The breakdown of factors that make up a FICO Score looks like this:

  • Payment History – 35%
  • Amounts Owed – 30%
  • Length of Credit History – 15%
  • Credit Mix – 10%
  • New Credit – 10%

It's important to know that the percentages above are based on the importance of the five categories for the general population. For particular groups, for example: people who have not been using credit long, the relative importance of these categories may be different.

Payment History – 35%

As one might expect, the repayment of past debt is a major factor in the calculation of credit scores because it helps to determine future long-term payment behavior. Both revolving credit (i.e. credit cards) and installment loans (i.e. mortgage) are included in payment history calculations, with the latter taking a bit more precedence over the former. That's why one of the best ways to improve or maintain a good score is to make consistent, on-time payments.

Amounts Owed – 30%

This category is basically credit utilization or the percentage of available credit being used/borrowed. Credit score formulas "see" borrowers who constantly reach or exceed their credit limit as a potential risk which is why it's a good idea to keep low credit card balances – and not over extend their credit utilization ratio.

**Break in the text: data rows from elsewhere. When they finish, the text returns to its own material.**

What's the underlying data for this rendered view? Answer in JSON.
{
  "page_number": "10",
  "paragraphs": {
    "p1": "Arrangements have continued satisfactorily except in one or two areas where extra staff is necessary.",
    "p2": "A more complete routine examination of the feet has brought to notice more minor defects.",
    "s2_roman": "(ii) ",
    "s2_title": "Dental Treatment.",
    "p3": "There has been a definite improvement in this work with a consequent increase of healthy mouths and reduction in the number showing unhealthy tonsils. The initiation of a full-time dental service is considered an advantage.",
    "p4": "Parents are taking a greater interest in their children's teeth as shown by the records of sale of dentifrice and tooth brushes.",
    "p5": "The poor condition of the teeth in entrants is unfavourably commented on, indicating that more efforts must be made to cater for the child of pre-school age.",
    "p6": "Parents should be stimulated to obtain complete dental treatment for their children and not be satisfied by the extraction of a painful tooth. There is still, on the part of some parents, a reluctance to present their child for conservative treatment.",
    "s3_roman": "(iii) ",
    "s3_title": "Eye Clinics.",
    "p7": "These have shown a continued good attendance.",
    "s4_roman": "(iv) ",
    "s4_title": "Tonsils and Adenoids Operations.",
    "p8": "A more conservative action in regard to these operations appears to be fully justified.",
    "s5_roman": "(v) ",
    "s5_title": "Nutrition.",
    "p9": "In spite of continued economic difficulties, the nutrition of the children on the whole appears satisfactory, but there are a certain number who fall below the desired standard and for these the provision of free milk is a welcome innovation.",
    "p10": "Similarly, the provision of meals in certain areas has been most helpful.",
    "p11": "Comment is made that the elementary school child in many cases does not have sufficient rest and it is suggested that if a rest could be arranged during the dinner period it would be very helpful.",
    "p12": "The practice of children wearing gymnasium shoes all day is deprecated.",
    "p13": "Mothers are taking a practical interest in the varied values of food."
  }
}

Length of Credit History – 15%

This factor is based on the length of time all credit accounts have been open and the timeframe since an account's most recent transaction. Newer credit users could have a more difficult time achieving a high score than those who have a credit history providing more data on which to base their payment history.

Credit Mix – 10%

FICO Scores consider the combination of credit cards, retail accounts, installment loans, finance company accounts and mortgage loans. Credit mix is not a crucial factor in determining your FICO Score unless there's very little other information from which to base a score.

New Credit – 10%

Today's higher use of credit is factored into FICO Score calculations. Still, opening several new credit accounts in a short period of time can signify greater risk – especially for borrowers with a short credit history. So how one shops for credit and within what time frame can affect a FICO Score in a number of ways.